Big Apples and bees along Normandy’s cider trail

To the east of Caen and inland from the sites of the D-Day landings is the tourist circuit known as La Route du Cidre – in English simply the Cider Trail.

If you go in springtime the apple blossoms will be out and their sweetness will be heavy in the air as millions of bees busily get about their serious business among the orchards as you swoosh gently by in your rental car or bicycle.

The Cider Trail is well posted – with big apples – as it wends its way through 40km of the picturesque countryside of a region known as the Pays d’Auge, famous for its orchards and half-timber cottages and turreted manors, and of course certain liquid refreshments.

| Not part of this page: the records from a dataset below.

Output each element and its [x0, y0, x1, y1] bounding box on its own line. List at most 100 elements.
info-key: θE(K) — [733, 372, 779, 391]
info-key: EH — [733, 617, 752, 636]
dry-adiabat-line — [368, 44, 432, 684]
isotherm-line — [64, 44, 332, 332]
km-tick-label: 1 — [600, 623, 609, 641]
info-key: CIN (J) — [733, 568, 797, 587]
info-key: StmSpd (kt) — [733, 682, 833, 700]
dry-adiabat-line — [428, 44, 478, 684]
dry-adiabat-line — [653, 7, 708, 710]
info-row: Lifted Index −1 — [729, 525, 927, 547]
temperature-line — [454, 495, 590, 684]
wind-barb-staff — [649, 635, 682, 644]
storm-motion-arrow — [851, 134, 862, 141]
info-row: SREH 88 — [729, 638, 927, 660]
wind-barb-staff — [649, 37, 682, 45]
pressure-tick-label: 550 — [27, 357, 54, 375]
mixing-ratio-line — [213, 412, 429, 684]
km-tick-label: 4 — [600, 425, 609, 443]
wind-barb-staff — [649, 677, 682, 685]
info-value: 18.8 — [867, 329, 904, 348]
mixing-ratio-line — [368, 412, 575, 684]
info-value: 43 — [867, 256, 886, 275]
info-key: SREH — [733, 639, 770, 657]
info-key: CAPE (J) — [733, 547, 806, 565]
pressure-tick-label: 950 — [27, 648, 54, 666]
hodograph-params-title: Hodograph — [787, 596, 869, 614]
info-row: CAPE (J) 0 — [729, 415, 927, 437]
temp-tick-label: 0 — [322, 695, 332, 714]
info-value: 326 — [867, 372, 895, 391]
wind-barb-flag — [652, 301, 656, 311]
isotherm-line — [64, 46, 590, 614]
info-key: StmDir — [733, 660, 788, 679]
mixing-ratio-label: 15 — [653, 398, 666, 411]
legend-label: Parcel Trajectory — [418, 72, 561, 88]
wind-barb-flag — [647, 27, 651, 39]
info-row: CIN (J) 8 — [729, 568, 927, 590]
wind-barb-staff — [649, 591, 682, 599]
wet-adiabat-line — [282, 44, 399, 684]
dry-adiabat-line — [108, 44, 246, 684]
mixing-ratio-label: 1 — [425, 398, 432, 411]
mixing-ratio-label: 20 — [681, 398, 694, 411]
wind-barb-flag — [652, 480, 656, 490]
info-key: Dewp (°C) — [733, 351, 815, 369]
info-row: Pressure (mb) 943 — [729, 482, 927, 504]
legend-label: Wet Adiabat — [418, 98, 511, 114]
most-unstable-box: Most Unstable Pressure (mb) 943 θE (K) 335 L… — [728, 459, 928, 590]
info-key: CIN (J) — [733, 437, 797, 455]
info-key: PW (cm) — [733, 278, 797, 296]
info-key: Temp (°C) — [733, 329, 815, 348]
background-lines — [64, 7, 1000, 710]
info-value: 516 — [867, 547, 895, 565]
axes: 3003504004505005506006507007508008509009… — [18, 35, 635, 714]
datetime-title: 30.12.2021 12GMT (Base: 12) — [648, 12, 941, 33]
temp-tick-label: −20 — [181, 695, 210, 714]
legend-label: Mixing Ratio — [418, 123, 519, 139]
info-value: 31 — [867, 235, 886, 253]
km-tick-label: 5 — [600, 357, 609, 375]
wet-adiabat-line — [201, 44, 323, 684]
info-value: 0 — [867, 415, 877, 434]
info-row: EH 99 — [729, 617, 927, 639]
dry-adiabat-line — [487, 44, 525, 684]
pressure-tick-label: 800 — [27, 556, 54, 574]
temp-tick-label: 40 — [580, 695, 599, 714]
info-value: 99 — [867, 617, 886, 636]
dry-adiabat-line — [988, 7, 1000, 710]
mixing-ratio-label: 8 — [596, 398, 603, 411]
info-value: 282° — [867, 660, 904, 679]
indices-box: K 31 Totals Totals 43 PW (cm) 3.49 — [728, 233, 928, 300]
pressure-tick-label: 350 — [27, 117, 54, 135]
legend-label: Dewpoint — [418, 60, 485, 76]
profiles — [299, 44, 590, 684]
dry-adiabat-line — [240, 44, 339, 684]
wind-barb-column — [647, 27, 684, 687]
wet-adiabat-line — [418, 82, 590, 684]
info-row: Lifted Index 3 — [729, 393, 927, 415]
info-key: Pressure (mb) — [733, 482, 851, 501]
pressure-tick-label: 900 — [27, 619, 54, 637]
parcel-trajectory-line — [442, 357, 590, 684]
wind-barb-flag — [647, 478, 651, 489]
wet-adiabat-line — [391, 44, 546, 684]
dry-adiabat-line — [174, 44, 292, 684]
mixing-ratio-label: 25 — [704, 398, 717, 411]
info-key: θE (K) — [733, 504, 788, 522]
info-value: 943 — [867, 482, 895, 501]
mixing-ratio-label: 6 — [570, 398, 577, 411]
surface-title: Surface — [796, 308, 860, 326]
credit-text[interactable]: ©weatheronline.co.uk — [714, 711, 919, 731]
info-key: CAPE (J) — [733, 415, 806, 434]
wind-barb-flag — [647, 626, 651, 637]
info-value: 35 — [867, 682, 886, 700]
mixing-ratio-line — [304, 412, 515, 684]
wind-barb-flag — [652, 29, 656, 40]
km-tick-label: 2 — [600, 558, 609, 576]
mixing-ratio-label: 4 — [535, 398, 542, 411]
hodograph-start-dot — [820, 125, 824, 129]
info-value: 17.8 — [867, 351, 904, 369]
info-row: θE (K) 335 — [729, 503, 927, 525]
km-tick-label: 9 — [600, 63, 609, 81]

The trail runs through ancient villages including Beuvron en Auge – listed as one of France’s most beautiful hamlets, Bonnebosq and Beaufour-Druval known for its cemetery and ghostly caves worthy of a Scooby-Doo ghost town.

Powerful flavours of a fertile region

As you meander along narrow country lanes more than 20 cider producers as well as distillers of calvados and pommeau will happily open their cellars and pressing sheds to you, encouraging you to taste their wares and perhaps buy a bottle or two to take home.

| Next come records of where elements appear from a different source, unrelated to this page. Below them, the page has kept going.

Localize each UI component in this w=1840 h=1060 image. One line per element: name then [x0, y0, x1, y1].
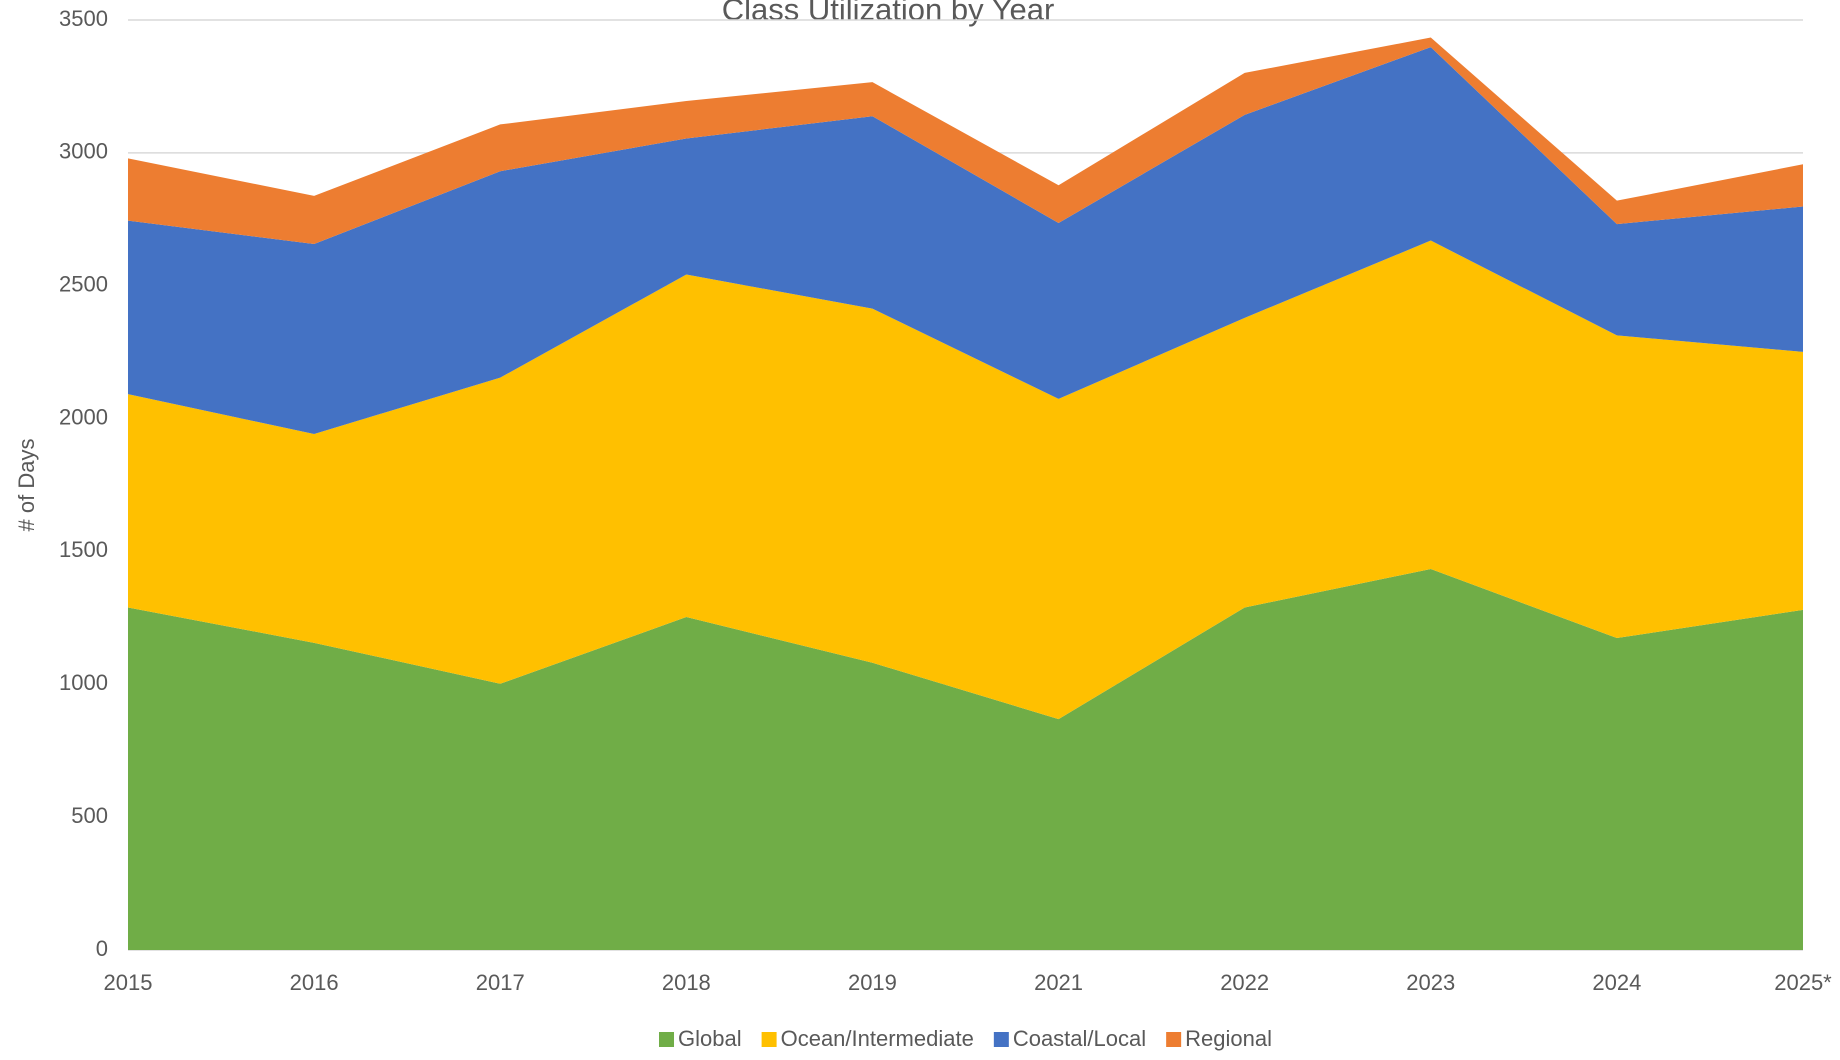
- area: [128, 47, 1803, 434]
- y-tick-label: 2500: [59, 272, 108, 297]
- y-tick-label: 1500: [59, 537, 108, 562]
- x-tick-label: 2017: [476, 970, 525, 995]
- x-tick-label: 2021: [1034, 970, 1083, 995]
- x-tick-label: 2024: [1592, 970, 1641, 995]
- legend-label: Coastal/Local: [1013, 1026, 1146, 1051]
- x-tick-label: 2016: [290, 970, 339, 995]
- y-tick-label: 0: [96, 936, 108, 961]
- legend-label: Global: [678, 1026, 742, 1051]
- legend-label: Ocean/Intermediate: [781, 1026, 974, 1051]
- legend-swatch: [993, 1032, 1009, 1047]
- x-tick-label: 2022: [1220, 970, 1269, 995]
- x-tick-label: 2025*: [1774, 970, 1832, 995]
- x-tick-label: 2023: [1406, 970, 1455, 995]
- legend-swatch: [659, 1032, 675, 1047]
- area: [128, 240, 1803, 720]
- legend-swatch: [1166, 1032, 1182, 1047]
- area: [128, 37, 1803, 244]
- legend-label: Regional: [1185, 1026, 1272, 1051]
- y-tick-label: 2000: [59, 404, 108, 429]
- area: [128, 568, 1803, 950]
- x-tick-label: 2019: [848, 970, 897, 995]
- y-tick-label: 3000: [59, 139, 108, 164]
- x-tick-label: 2018: [662, 970, 711, 995]
- y-tick-label: 500: [71, 803, 108, 828]
- chart-title: Class Utilization by Year: [722, 0, 1055, 27]
- y-axis-label: # of Days: [14, 439, 39, 532]
- x-tick-label: 2015: [104, 970, 153, 995]
- y-tick-label: 3500: [59, 6, 108, 31]
- y-tick-label: 1000: [59, 670, 108, 695]
- legend-swatch: [761, 1032, 777, 1047]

Calvados is a powerful brandy made from apples or pears and is traditionally used by Normans to “clear the way” for more food in between courses of the rich and bountiful many-coursed banquets for which this fertile region is famous.

If you’re after a place to stay near the cider trail, Karma Résidence Normande or Karma Manoir des Deux Amans are ideal.

Nestled closely together, both resorts are cosy and tranquil and set among acres of garden just outside the village of Connelles. With views over the Seine, the resorts are close to the medieval town of Rouen, with its historic castles and cathedrals and you can strike out to places like Monet’s gardens at Giverny – the inspiration for his famous painting Water Lilies.

Fermented like Champagne

Cider, which has been around in the region since at least the 9th century, is made in much the same way as champagne. The apple juice is fermented twice; once in big timber barrels and then once more, after it is bottled and when the yeast really goes to work – which is also where the bubbles come from.

The alcohol content is muted – around 3 to 5 per cent depending on whether it’s sweet (doux) or dry (brut).

The two big calvados distilleries in the region are Huet and Dupont. The Cidre Dupont Reserve is famously aged for six months in oak barrels, which were used to store calvados, making for a more complex, but delicate cider.

Meanwhile, you can also travel back in time around 1000 years at the medieval Château de Crèvecoeur-en-Auge, in-between Caen and Lisieux which every August hosts the Crèvecoeur medieval fair.

This is a two-week event which includes falconry exhibitions, jousting and swordplay as well as simply watching and interacting with people as they recreate the day-to-day activities of medieval life.